It contains the tomb and mosque of Ibrahim Bin Adham, a legendary Sufi mystic who renounced his throne of Balkh and devoted himself to prayers for the rest of his life.
[8] In the medieval period, Jableh, then called Gibellum, was conquered by Tancred and the Genoese on 23 July 1109,[9] to be part of the Principality of Antioch, one of the Crusader States.
One famous resident was Hugh of Jabala, the city's bishop, who reported the fall of Edessa to Pope Eugene III, and was the first person to speak of Prester John.
[11] In 1318, a millenarian revolt of Alawites from the surrounding highlands resulted in an attack on Jableh before a Mamluk column sent from Tripoli was able to retake control.
The city of Jableh gained special importance with the Ottoman conquest of Cyprus, which lies just 120 km directly offshore, in 1570.

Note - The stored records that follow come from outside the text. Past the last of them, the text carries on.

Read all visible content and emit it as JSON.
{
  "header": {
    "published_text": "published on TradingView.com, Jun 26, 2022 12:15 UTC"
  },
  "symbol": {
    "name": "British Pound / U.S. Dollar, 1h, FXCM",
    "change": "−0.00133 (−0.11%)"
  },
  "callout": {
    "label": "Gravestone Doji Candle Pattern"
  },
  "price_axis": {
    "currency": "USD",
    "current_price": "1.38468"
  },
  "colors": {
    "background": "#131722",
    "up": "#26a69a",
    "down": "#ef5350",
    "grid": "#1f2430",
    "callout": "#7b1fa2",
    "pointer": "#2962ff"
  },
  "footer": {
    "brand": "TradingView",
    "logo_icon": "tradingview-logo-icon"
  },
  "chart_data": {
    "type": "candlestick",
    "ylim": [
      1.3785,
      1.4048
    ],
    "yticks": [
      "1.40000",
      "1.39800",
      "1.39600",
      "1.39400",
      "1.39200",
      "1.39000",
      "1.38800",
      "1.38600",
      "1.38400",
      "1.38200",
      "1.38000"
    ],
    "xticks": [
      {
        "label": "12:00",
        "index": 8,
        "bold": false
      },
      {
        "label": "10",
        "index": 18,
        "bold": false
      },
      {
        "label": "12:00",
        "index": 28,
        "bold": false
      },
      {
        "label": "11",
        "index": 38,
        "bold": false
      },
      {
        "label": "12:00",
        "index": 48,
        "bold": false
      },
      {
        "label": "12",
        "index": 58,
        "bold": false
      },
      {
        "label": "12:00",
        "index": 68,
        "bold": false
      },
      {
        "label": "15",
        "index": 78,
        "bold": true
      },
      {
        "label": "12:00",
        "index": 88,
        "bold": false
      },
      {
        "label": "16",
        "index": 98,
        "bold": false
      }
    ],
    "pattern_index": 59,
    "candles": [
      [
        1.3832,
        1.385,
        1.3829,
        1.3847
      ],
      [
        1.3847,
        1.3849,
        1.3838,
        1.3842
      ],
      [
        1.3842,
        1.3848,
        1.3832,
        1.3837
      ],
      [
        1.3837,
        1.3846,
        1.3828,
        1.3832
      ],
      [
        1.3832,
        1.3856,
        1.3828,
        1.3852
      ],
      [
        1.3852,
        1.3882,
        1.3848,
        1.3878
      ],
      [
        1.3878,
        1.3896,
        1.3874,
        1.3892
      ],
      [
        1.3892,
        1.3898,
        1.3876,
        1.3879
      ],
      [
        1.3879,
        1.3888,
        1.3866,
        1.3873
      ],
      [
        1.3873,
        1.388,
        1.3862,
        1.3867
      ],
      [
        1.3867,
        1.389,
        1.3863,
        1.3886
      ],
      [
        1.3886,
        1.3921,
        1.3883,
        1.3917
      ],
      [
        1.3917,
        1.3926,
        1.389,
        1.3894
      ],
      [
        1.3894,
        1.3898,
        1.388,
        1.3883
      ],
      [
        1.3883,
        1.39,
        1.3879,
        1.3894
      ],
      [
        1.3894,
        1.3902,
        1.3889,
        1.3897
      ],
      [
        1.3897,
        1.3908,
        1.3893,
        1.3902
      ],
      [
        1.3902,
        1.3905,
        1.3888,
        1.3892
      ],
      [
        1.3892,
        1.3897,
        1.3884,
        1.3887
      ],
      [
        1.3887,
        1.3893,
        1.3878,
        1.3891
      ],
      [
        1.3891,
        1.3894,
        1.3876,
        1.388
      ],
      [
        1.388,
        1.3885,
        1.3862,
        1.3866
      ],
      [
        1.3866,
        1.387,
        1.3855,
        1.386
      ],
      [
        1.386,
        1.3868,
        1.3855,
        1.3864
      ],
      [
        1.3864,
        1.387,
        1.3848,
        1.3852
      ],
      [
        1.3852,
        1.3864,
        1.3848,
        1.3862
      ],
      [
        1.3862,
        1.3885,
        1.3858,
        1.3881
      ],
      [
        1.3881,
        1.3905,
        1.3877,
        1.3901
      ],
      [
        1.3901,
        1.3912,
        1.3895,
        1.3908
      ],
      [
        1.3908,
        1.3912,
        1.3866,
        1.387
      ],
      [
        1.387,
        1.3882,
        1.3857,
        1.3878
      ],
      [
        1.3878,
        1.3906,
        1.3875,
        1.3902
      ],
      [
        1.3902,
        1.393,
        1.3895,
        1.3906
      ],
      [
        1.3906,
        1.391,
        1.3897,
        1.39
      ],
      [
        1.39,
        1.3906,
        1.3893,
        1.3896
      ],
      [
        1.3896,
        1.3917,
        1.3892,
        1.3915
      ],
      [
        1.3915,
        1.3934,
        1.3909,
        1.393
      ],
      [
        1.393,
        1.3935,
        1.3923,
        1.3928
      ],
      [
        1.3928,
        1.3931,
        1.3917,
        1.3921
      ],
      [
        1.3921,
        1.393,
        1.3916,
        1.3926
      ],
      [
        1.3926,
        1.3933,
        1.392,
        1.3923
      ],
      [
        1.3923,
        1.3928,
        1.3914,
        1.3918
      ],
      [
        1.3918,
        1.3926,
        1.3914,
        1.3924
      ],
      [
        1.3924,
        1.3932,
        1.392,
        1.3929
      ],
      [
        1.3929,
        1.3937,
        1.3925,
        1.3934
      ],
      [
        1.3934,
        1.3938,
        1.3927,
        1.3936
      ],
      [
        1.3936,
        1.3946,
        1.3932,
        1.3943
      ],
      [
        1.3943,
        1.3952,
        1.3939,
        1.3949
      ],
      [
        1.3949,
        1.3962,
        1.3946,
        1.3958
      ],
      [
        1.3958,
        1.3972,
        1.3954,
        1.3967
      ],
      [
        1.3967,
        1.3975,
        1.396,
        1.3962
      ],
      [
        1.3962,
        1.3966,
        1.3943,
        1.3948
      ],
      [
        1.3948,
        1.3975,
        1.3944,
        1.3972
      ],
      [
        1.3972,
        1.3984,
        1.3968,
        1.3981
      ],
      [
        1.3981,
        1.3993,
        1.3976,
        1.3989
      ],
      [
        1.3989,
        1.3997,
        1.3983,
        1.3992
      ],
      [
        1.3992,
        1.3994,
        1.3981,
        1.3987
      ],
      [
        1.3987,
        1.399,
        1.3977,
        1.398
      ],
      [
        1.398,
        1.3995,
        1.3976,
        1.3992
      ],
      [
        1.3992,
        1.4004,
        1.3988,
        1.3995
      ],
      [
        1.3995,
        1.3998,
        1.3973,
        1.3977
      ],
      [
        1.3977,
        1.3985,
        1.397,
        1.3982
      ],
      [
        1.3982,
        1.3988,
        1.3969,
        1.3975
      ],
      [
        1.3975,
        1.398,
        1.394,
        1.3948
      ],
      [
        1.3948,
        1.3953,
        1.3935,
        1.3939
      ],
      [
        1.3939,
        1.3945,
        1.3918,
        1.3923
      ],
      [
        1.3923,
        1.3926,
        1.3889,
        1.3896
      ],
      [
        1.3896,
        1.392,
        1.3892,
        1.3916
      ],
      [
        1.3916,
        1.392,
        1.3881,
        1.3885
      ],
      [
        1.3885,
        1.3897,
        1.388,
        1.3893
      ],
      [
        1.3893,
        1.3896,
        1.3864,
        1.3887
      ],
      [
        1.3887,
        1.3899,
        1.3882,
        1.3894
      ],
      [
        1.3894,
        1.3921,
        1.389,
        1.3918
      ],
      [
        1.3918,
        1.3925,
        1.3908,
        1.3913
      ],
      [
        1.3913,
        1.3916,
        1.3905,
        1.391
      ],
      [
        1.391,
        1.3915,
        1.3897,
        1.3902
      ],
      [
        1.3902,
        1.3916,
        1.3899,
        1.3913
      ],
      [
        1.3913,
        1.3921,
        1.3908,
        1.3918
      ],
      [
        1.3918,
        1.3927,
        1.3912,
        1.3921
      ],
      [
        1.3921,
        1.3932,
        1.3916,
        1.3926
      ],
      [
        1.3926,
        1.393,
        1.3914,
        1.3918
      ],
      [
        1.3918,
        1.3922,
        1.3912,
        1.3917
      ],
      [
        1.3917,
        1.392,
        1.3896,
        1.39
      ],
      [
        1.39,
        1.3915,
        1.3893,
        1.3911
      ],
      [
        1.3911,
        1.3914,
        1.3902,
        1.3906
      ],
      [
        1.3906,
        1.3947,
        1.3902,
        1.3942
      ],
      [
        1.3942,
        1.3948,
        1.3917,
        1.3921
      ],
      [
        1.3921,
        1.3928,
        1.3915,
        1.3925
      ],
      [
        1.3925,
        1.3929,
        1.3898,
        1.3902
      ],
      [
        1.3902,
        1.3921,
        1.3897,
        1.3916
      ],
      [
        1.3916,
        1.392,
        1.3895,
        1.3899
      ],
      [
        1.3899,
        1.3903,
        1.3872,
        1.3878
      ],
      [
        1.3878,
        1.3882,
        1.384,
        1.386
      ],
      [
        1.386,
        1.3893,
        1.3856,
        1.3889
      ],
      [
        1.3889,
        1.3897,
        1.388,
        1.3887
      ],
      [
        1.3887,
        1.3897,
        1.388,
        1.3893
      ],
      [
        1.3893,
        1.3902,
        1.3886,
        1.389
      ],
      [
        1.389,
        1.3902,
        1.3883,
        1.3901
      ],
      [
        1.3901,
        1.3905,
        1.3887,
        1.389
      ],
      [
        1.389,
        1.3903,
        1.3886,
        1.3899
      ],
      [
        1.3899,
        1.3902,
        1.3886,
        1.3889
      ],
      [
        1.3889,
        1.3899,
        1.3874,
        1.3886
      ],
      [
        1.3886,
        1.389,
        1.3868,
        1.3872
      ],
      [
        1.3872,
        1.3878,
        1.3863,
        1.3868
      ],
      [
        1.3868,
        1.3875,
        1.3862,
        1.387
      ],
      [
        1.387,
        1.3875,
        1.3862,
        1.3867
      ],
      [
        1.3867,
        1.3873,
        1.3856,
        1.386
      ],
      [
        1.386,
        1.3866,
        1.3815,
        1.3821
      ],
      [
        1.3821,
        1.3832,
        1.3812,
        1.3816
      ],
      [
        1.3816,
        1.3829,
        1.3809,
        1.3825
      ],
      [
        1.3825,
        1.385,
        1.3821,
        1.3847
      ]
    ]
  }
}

The governor and the qadi (judge) of Jableh received numerous orders from the Ottoman government to guard the area against Mediterranean pirates and rebel Alawites in the next decades.
[16] On May 23, 2016, the Islamic State of Iraq and the Levant claimed responsibility for four suicide bombings in Jableh, which had remained largely unaffected since the Syrian Civil War began in 2011.